Behavioral reports detail accused Kalamazoo mass murderer’s threats, odd behavior behind bars

Posted at 5:35 PM, Jul 13, 2017
and last updated 2017-07-13 20:35:09-04

KALAMAZOO COUNTY, Mich. -- Disturbing new details about accused mass murderer Jason Dalton's behavior behind bars are detailed in a 52-page behavioral report.

Dalton is charged with murdering six people and hurting two others in a shooting spree in Kalamazoo February 2016. According to the latest behavioral report FOX 17 obtained from the Kalamazoo County Sheriff's Office with the Freedom of Information Act, jail deputies moved Dalton to the suicide prevention wing of the jail June 30 so deputies can keep a closer watch.

Since Dalton's outburst during his preliminary hearing May 2016, when he lunged toward his alleged shooting victim Tianna Carruthers, the report details more of his actions that day. Several deputies present throughout that day reported that after Dalton was removed from court, he watched his hearing from the video arraignment room at the Kalamazoo County Jail. When Carruthers was asked what she saw when she was shot, deputies say Dalton made eye contact with the screen and said, "I shot you. I was the one that shot you."

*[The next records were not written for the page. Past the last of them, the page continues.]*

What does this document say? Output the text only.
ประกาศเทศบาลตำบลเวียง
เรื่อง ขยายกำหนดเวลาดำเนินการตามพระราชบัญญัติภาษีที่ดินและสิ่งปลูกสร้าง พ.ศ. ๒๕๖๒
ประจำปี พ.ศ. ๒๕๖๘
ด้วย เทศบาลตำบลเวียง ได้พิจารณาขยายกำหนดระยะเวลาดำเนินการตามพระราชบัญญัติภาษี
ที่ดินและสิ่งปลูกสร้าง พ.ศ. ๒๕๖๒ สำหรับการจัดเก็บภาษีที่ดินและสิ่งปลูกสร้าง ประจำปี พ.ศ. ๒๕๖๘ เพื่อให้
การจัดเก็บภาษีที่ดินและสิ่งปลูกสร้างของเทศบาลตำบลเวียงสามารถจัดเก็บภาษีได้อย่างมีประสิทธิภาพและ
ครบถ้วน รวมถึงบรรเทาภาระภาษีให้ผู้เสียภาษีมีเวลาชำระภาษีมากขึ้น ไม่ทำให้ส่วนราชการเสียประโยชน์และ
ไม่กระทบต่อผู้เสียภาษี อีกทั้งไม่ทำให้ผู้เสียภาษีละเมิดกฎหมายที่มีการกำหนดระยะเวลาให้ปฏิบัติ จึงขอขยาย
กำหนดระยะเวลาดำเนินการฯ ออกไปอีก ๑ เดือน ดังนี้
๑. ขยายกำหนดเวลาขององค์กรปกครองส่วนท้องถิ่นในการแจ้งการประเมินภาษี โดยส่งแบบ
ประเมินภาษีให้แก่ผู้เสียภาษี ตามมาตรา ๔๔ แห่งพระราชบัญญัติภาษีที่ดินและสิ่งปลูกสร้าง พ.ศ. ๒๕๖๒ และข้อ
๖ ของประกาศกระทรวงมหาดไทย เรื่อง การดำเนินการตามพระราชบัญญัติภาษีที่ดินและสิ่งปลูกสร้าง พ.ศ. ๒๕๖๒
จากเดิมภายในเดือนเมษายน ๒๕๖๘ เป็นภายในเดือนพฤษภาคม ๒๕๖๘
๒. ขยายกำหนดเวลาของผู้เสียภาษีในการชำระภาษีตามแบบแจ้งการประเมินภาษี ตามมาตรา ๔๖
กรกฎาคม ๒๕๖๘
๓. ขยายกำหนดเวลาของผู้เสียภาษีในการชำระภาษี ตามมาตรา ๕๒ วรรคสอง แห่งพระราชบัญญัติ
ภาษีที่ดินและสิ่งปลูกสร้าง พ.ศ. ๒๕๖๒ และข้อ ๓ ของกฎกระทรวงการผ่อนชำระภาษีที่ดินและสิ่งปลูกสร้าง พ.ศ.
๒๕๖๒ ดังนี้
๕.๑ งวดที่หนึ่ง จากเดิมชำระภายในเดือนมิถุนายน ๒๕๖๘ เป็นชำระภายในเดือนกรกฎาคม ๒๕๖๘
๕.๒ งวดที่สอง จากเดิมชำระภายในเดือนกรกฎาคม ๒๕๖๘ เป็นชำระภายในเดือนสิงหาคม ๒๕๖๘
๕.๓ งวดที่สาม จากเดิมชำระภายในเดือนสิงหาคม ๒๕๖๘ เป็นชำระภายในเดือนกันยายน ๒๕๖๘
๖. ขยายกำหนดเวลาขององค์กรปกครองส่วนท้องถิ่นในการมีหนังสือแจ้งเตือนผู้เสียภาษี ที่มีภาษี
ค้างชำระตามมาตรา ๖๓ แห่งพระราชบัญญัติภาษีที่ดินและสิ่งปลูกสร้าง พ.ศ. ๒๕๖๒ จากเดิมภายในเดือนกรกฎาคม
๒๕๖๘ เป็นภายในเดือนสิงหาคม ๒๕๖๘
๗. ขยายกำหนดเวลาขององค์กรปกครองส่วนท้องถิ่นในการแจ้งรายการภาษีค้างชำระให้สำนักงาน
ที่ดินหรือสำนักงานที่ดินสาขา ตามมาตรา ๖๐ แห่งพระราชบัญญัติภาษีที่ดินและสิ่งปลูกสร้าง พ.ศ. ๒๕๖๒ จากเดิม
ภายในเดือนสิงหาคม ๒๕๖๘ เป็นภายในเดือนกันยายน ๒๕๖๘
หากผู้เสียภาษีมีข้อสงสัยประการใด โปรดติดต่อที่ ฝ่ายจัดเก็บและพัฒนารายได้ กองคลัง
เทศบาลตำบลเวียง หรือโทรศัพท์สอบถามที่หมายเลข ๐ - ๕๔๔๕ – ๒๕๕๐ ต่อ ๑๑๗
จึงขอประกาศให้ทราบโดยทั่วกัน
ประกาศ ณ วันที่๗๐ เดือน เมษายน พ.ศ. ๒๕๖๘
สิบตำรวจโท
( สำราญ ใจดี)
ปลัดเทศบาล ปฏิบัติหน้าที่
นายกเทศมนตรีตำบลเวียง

Several reports of threats Dalton made were reported, including Dalton talking about killing deputies to fellow inmates and others on the phone. For instance, while a deputy was monitoring Dalton's phone call June 16, the deputy says Dalton explained how he wanted to use a knife instead of a gun to kill deputies, and one officer in particular for mistreating him. Dalton went on to say he hopes that once he gets to prison he would have "enough power" to order a hit on the deputies.

Then strange requests: a deputy reported an inmate saying Dalton asked him or her to burn Dalton's home in exchange for the flat-screen televisions inside his home.

In general, deputies' reports detail how Dalton's mental state is deteriorating. Dalton claims the Kalamazoo County Jail officials were performing human sacrifices in its basement. Then, in March 2016 deputies say Dalton said he did not file a handwritten federal lawsuit against Uber Technologies despite it being filed in his name. The lawsuit sues Uber for $10 million in punitive damages for things including not paying Dalton overtime and not inviting him to company corporate events.

Meanwhile, the trial against Dalton is postponed until the Michigan Court of Appeals decides whether to hear his case. Dalton's defense attorney filed seeking injunctive relief, working to keep some of Dalton's statements made to police during interviews out of his murder trial.